LIST OF REFERENCE SYMBOLS

1 Liquid reservoir
2 Cryopump
3 Manifold
4 Gas line
5 Gas line
6 Heat exchanger
7 Mixing point
8 Gas line
9 Gas line
10 Shut-off valve
11 Gas reservoir
12 Pressure controller
13 Gas line
14 Fuel dispenser
15 Filling hose

Claims

1. A method for adjusting a hydrogen outlet temperature at a filling station that comprises a liquid reservoir, a cryopump, a heat exchanger, a gas reservoir and a mixing point, characterized in that a cold hydrogen stream and a warm hydrogen stream are mixed in such a way that the temperature at the mixing point lies between −30 and −45° C.

2. The method according to claim 1, characterized in that the temperature at the mixing point lies between −33 and −40° C.

3. The method according to claim 1, characterized in that the cold gas stream has a temperature between −243 and −203° C.

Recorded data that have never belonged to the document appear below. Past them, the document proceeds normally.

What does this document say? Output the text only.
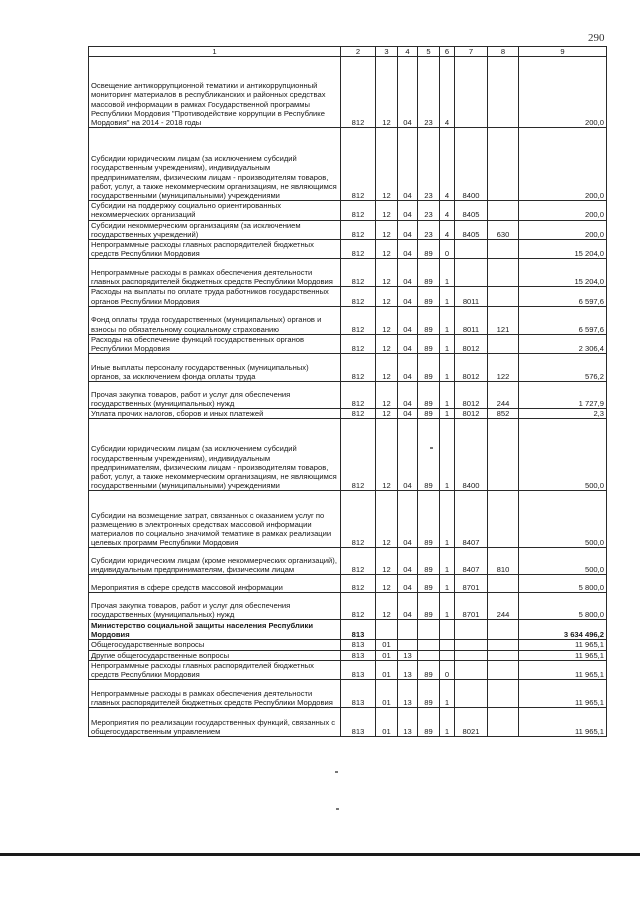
290
1	2	3	4	5	6	7	8	9
Освещение антикоррупционной тематики и антикоррупционный мониторинг материалов в республиканских и районных средствах массовой информации в рамках Государственной программы Республики Мордовия "Противодействие коррупции в Республике Мордовия" на 2014 - 2018 годы	812	12	04	23	4			200,0
Субсидии юридическим лицам (за исключением субсидий государственным учреждениям), индивидуальным предпринимателям, физическим лицам - производителям товаров, работ, услуг, а также некоммерческим организациям, не являющимся государственными (муниципальными) учреждениями	812	12	04	23	4	8400		200,0
Субсидии на поддержку социально ориентированных некоммерческих организаций	812	12	04	23	4	8405		200,0
Субсидии некоммерческим организациям (за исключением государственных учреждений)	812	12	04	23	4	8405	630	200,0
Непрограммные расходы главных распорядителей бюджетных средств Республики Мордовия	812	12	04	89	0			15 204,0
Непрограммные расходы в рамках обеспечения деятельности главных распорядителей бюджетных средств Республики Мордовия	812	12	04	89	1			15 204,0
Расходы на выплаты по оплате труда работников государственных органов Республики Мордовия	812	12	04	89	1	8011		6 597,6
Фонд оплаты труда государственных (муниципальных) органов и взносы по обязательному социальному страхованию	812	12	04	89	1	8011	121	6 597,6
Расходы на обеспечение функций государственных органов Республики Мордовия	812	12	04	89	1	8012		2 306,4
Иные выплаты персоналу государственных (муниципальных) органов, за исключением фонда оплаты труда	812	12	04	89	1	8012	122	576,2
Прочая закупка товаров, работ и услуг для обеспечения государственных (муниципальных) нужд	812	12	04	89	1	8012	244	1 727,9
Уплата прочих налогов, сборов и иных платежей	812	12	04	89	1	8012	852	2,3
Субсидии юридическим лицам (за исключением субсидий государственным учреждениям), индивидуальным предпринимателям, физическим лицам - производителям товаров, работ, услуг, а также некоммерческим организациям, не являющимся государственными (муниципальными) учреждениями	812	12	04	89	1	8400		500,0
Субсидии на возмещение затрат, связанных с оказанием услуг по размещению в электронных средствах массовой информации материалов по социально значимой тематике в рамках реализации целевых программ Республики Мордовия	812	12	04	89	1	8407		500,0
Субсидии юридическим лицам (кроме некоммерческих организаций), индивидуальным предпринимателям, физическим лицам	812	12	04	89	1	8407	810	500,0
Мероприятия в сфере средств массовой информации	812	12	04	89	1	8701		5 800,0
Прочая закупка товаров, работ и услуг для обеспечения государственных (муниципальных) нужд	812	12	04	89	1	8701	244	5 800,0
Министерство социальной защиты населения Республики Мордовия	813							3 634 496,2
Общегосударственные вопросы	813	01						11 965,1
Другие общегосударственные вопросы	813	01	13					11 965,1
Непрограммные расходы главных распорядителей бюджетных средств Республики Мордовия	813	01	13	89	0			11 965,1
Непрограммные расходы в рамках обеспечения деятельности главных распорядителей бюджетных средств Республики Мордовия	813	01	13	89	1			11 965,1
Мероприятия по реализации государственных функций, связанных с общегосударственным управлением	813	01	13	89	1	8021		11 965,1
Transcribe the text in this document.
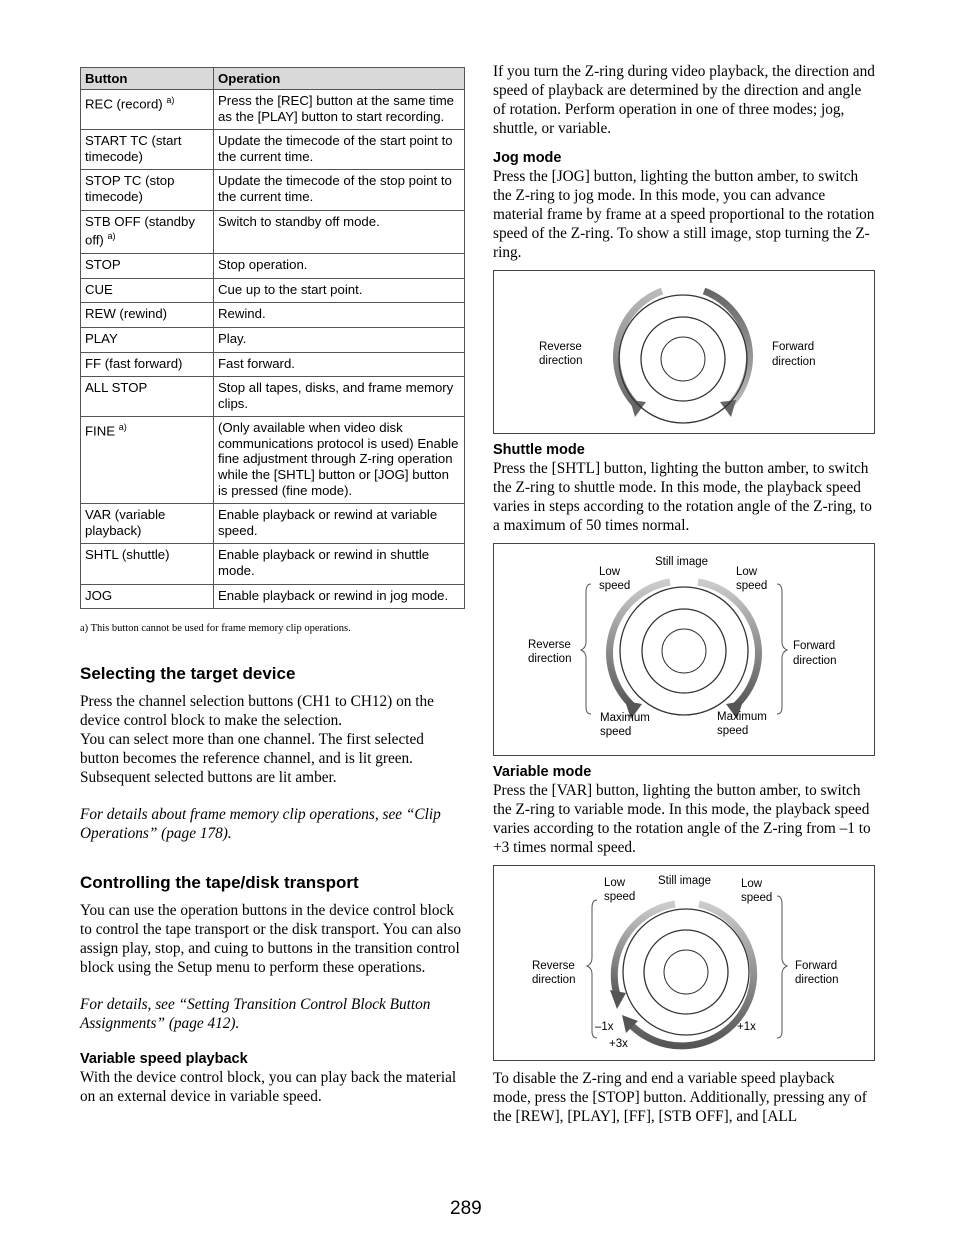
Button	Operation
REC (record) $^{a)}$	Press the [REC] button at the same time as the [PLAY] button to start recording.
START TC (start timecode)	Update the timecode of the start point to the current time.
STOP TC (stop timecode)	Update the timecode of the stop point to the current time.
STB OFF (standby off) $^{a)}$	Switch to standby off mode.
STOP	Stop operation.
CUE	Cue up to the start point.
REW (rewind)	Rewind.
PLAY	Play.
FF (fast forward)	Fast forward.
ALL STOP	Stop all tapes, disks, and frame memory clips.
FINE $^{a)}$	(Only available when video disk communications protocol is used) Enable fine adjustment through Z-ring operation while the [SHTL] button or [JOG] button is pressed (fine mode).
VAR (variable playback)	Enable playback or rewind at variable speed.
SHTL (shuttle)	Enable playback or rewind in shuttle mode.
JOG	Enable playback or rewind in jog mode.
a) This button cannot be used for frame memory clip operations.
Selecting the target device

Press the channel selection buttons (CH1 to CH12) on the device control block to make the selection.

You can select more than one channel. The first selected button becomes the reference channel, and is lit green. Subsequent selected buttons are lit amber.

For details about frame memory clip operations, see “Clip Operations” (page 178).

Controlling the tape/disk transport

You can use the operation buttons in the device control block to control the tape transport or the disk transport. You can also assign play, stop, and cuing to buttons in the transition control block using the Setup menu to perform these operations.

For details, see “Setting Transition Control Block Button Assignments” (page 412).

Variable speed playback

With the device control block, you can play back the material on an external device in variable speed.

If you turn the Z-ring during video playback, the direction and speed of playback are determined by the direction and angle of rotation. Perform operation in one of three modes; jog, shuttle, or variable.

Jog mode

Press the [JOG] button, lighting the button amber, to switch the Z-ring to jog mode. In this mode, you can advance material frame by frame at a speed proportional to the rotation speed of the Z-ring. To show a still image, stop turning the Z-ring.

Reverse
direction
Forward
direction
Shuttle mode

Press the [SHTL] button, lighting the button amber, to switch the Z-ring to shuttle mode. In this mode, the playback speed varies in steps according to the rotation angle of the Z-ring, to a maximum of 50 times normal.

Still image
Low
speed
Low
speed
Reverse
direction
Forward
direction
Maximum
speed
Maximum
speed
Variable mode

Press the [VAR] button, lighting the button amber, to switch the Z-ring to variable mode. In this mode, the playback speed varies according to the rotation angle of the Z-ring from –1 to +3 times normal speed.

Still image
Low
speed
Low
speed
Reverse
direction
Forward
direction
–1x
+3x
+1x

To disable the Z-ring and end a variable speed playback mode, press the [STOP] button. Additionally, pressing any of the [REW], [PLAY], [FF], [STB OFF], and [ALL

289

4. The method according to claim 1, characterized in that the warm gas stream has an ambient temperature.

5. The method according to claim 1, characterized in that the hydrogen streams have a pressure between 20 and 1500 bar downstream of the cryopump.

6. The method according to claim 5, characterized in that the pressure of the hydrogen streams is adjusted with a pressure controller that is positioned downstream of the gas reservoir.

7. The method according to claim 1, characterized in that hydrogen is stored in the gas reservoir at a pressure of 500 to 2000 bar.

8. The method according to claim 1, characterized in that the quantity of hydrogen being conveyed by the cryopump is controlled with the frequency of the reciprocating piston.

9. The method according to claim 1, characterized in that the hydrogen is warmed up in a heat exchanger.

10. The method according to claim 3, characterized in that the cold gas stream has a temperature between −203° and −80° C.

11. The method according to claim 4, characterized in that the warm gas stream has a temperature between −20° and +40° C.

12. The method according to claim 5, characterized in that the hydrogen streams have a pressure between 350 and 1000 bar.

13. The method according to claim 12, characterized in that the hydrogen streams have a pressure between 700 and 900 bar.

14. The method according to claim 6, characterized in that the hydrogen streams is the warm hydrogen stream.

15. The method according to claim 7, characterized in that hydrogen is stored in the gas reservoir at a pressure of 800 to 1000 bar.